Destaques – Movimento #PSBlackout contra o fim dos jogos físicos
- #PSBlackout convoca jogadores a desligarem os consoles entre 23 e 30 de agosto, visando zero atividade na PSN.
- Protesto nasce da decisão da Sony de terminar a produção de jogos físicos até 2028, vista como “gota de água”.
- Jogadores criticam encerramento de estúdios, foco em live-service, abandono do PS VR2 e fim de eventos como a PlayStation Experience.
- Organizadores exigem o regresso de séries clássicas como Twisted Metal, SOCOM, Sly Cooper e Resistance.
- Semana escolhida procura afetar métricas da Sony sem prejudicar lançamentos de editoras e estúdios.
A revolta dos jogadores contra os planos da Sony para acabar com a produção e venda de jogos físicos até 2028 continua crescendo, e agora ganhou forma em um boicote organizado. Através do movimento #PSBlackout, um grupo de jogadores e criadores de conteúdo está pedindo que todos desliguem seus consoles entre os dias 23 e 30 de agosto, em uma tentativa de enviar um recado claro à empresa.
A proposta é simples na teoria e radical na prática: durante sete dias seguidos, a PlayStation Network deveria ter atividade zero. Isso significa:
- não iniciar sessão;
- não jogar online nem offline;
- não gastar absolutamente nada na PlayStation Store.
O apelo começou no X, onde as mensagens associadas ao #PSBlackout já somam centenas de milhares de visualizações. Nos textos, os organizadores acusam a Sony de estar se afastando cada vez mais dos jogadores que sustentaram a marca ao longo dos últimos anos.
Sony wants to abandon fans? Let’s give them a small taste of their own medicine!
Together with other creators we call for a 1 week #PSBlackout in August. No logins, no play sessions, no purchases on any of Sony’s platforms. pic.twitter.com/v6JvdvbHLD
— Does it play? (@DoesItPlay1) July 26, 2026
“A gota de água” depois de anos de polêmica
Segundo a mensagem compartilhada pelo grupo, o fim dos jogos em disco marcado para 2028 foi apenas a gota de água num copo que já estava cheio. Eles apontam uma sequência de decisões polêmicas que, na visão deles, mostram como a Sony desperdiçou a liderança conquistada na era PlayStation 4.

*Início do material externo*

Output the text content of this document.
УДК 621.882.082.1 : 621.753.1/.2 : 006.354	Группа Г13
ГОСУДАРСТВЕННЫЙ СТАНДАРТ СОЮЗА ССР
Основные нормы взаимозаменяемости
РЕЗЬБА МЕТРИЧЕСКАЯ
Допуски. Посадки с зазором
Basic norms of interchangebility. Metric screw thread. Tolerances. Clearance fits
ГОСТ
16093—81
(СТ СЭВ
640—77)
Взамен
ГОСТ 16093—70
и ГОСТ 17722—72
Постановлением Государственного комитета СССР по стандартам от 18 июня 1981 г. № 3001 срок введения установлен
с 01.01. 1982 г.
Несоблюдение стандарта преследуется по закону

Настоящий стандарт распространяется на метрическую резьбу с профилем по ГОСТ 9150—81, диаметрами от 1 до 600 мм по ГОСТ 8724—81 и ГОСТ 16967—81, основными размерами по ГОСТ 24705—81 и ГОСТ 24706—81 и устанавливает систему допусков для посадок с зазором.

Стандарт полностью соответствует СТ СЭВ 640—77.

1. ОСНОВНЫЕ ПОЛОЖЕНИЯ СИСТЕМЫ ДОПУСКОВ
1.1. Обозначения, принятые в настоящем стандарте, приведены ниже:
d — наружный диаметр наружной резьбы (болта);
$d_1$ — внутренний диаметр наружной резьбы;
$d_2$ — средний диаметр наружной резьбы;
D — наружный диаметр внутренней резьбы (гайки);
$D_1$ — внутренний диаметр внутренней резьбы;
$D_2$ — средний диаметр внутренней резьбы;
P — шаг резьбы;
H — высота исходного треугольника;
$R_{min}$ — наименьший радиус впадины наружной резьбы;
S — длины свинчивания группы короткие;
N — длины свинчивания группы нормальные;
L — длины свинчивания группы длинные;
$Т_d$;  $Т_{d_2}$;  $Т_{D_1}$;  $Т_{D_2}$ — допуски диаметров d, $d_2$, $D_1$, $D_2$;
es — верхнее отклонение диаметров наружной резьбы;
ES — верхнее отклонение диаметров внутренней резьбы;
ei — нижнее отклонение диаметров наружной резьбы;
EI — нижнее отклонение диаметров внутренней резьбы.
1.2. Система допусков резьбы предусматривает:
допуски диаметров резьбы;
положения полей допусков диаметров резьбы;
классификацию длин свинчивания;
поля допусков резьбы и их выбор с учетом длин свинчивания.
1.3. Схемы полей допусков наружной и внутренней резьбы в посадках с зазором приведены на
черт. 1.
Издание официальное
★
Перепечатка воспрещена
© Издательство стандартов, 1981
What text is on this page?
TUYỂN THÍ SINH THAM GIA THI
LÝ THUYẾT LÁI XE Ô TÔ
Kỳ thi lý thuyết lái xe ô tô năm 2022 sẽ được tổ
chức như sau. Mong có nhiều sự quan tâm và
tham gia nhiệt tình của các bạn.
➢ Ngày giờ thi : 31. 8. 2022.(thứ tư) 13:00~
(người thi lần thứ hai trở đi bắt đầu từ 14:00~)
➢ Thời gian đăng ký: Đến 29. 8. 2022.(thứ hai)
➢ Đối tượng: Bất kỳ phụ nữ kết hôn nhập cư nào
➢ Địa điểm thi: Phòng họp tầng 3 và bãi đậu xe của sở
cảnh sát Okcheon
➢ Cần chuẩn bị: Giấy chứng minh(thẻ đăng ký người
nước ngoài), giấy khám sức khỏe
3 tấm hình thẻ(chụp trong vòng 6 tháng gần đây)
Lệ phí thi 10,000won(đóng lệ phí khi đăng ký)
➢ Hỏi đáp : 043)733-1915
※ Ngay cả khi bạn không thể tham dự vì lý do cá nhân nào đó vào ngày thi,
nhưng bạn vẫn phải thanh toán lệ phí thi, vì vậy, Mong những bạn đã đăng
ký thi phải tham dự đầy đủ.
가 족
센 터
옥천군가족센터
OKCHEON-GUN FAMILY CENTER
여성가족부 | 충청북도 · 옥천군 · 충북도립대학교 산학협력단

Entre as críticas citadas estão:
- o encerramento de estúdios históricos, como a Bluepoint e a Japan Studio;
- o interesse excessivo em jogos live‑service, em detrimento de experiências single‑player tradicionais;
- o aparente abandono do PlayStation VR2;
- e o cancelamento de eventos focados na comunidade, como a PlayStation Experience.
Para os organizadores, o problema já não se resume a um formato físico vs digital, mas a uma mudança de filosofia que, na visão deles, coloca lucro recorrente e métricas de engajamento à frente da relação de longo prazo com a base de fãs.
Não basta voltar atrás: pedem o regresso de séries clássicas
O grupo também afirma que cancelar a decisão de acabar com os jogos físicos já não seria suficiente para resolver a crise de confiança entre a Sony e a comunidade. Na carta partilhada, eles pedem que a empresa olhe para a própria história e traga de volta séries clássicas que os fãs pedem há anos, citando explicitamente:
- Twisted Metal
- SOCOM
- Sly Cooper
- Resistance
A mensagem é clara: além de recuar em decisões impopulares, a Sony teria de reinvestir em IPs queridas, reforçar a diversidade do catálogo e mostrar que ainda está disposta a construir o futuro lado a lado com quem cresceu com a marca.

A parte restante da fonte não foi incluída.